President Ma apologizes
By David Young, The China PostTAIPEI, Taiwan -- President Ma Ying-jeou, apologizing for delays in helping victims of the flood disaster of August 8, announced yesterday he canceled this year's Double Tenth National Day celebrations on October 10 and his state visits to the Southern Pacific.
August 19, 2009, 9:16 am TWN
At two press conferences, one for the domestic press and the other for the international press corps, President Ma offered his apology to the nation for failure to rescue and relieve flood victims in time.
Six rescuers lost their lives, Ma said.
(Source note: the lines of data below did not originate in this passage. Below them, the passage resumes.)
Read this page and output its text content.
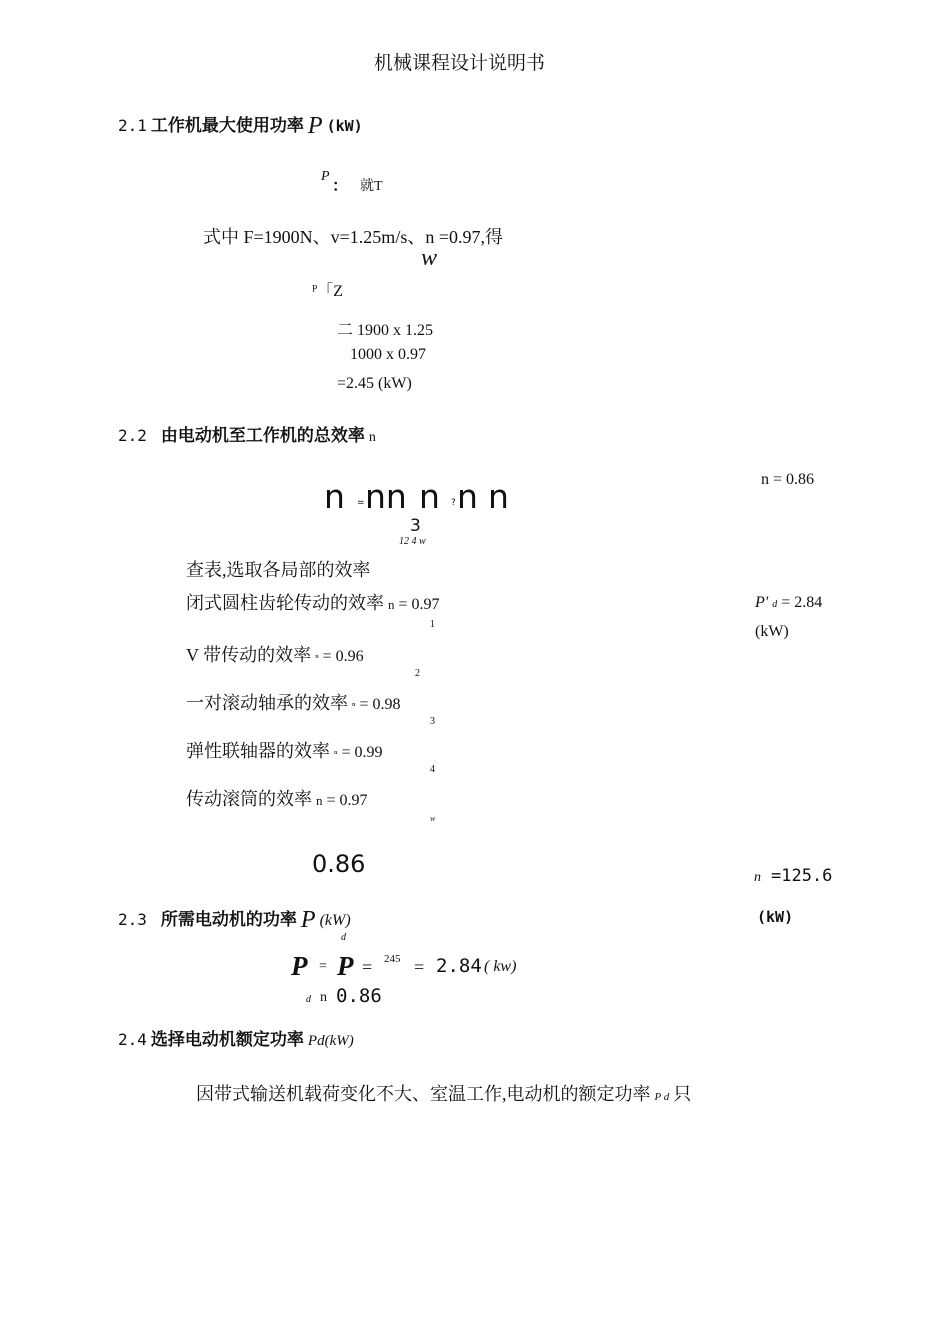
机械课程设计说明书
2.1 工作机最大使用功率 P (kW)
P ： 就T
式中 F=1900N、v=1.25m/s、n =0.97,得
w
ᴾ「Z
二 1900 x 1.25
1000 x 0.97
=2.45 (kW)
2.2 由电动机至工作机的总效率 n
n = 0.86
n = nn n ? n n
3
12 4 w
查表,选取各局部的效率
闭式圆柱齿轮传动的效率 n = 0.97
1
V 带传动的效率 ⁿ = 0.96
2
一对滚动轴承的效率 ⁿ = 0.98
3
弹性联轴器的效率 ⁿ = 0.99
4
传动滚筒的效率 n = 0.97
w
P' d = 2.84
(kW)
0.86	n =125.6
(kW)
2.3 所需电动机的功率 P (kW)
d
P = P = 245 = 2.84 ( kw)
d n 0.86
2.4 选择电动机额定功率 Pd(kW)
因带式输送机载荷变化不大、室温工作,电动机的额定功率 P d 只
At least 126 people were killed, with more than 500 others reported missing, two thirds of them presumed dead.
"To all their families, I offer my apology and sympathy," Ma said almost in tears, before bowing deeply together with four top government officials, including Vice President Vincent Siew and Vice Premier Paul Chiu, who were by his side at the press meetings.
Premier Liu Chao-shiuan was conspicuously absent.
"I have to take responsibility for all," Ma said. "It's my responsibility so long as the government didn't do its job well," he added.
The cancellation of the national day celebrations is one of the important decisions President Ma announced before the press. The celebrations were called off after the earthquake of Sept. 21, 1999, in which more than 2,400 people were killed.
"I have to call off visits to the Solomon Islands later in the month," Ma said. He was scheduled to attend the third Taiwan-South Pacific summit at Honiara on October 20. He was to leave Taipei on October 17 and return on October 22. On his way home, he would have visited Palau and another diplomatic ally of Taiwan.
Another decision Ma made was to set up a chain of government agencies exclusively charged with attending to disaster control, prevention, as well as rescue and relief. One of them will be set up under the Ministry of the Interior to replace the National Fire Agency. All local governments will have similar agencies.
Moreover, Ma said, NT$10 billion would be appropriated for the purchase of heavy-lift helicopters needed to evacuate victims of floods and earthquakes.
People will have to be trained to cope better with disasters, Ma added.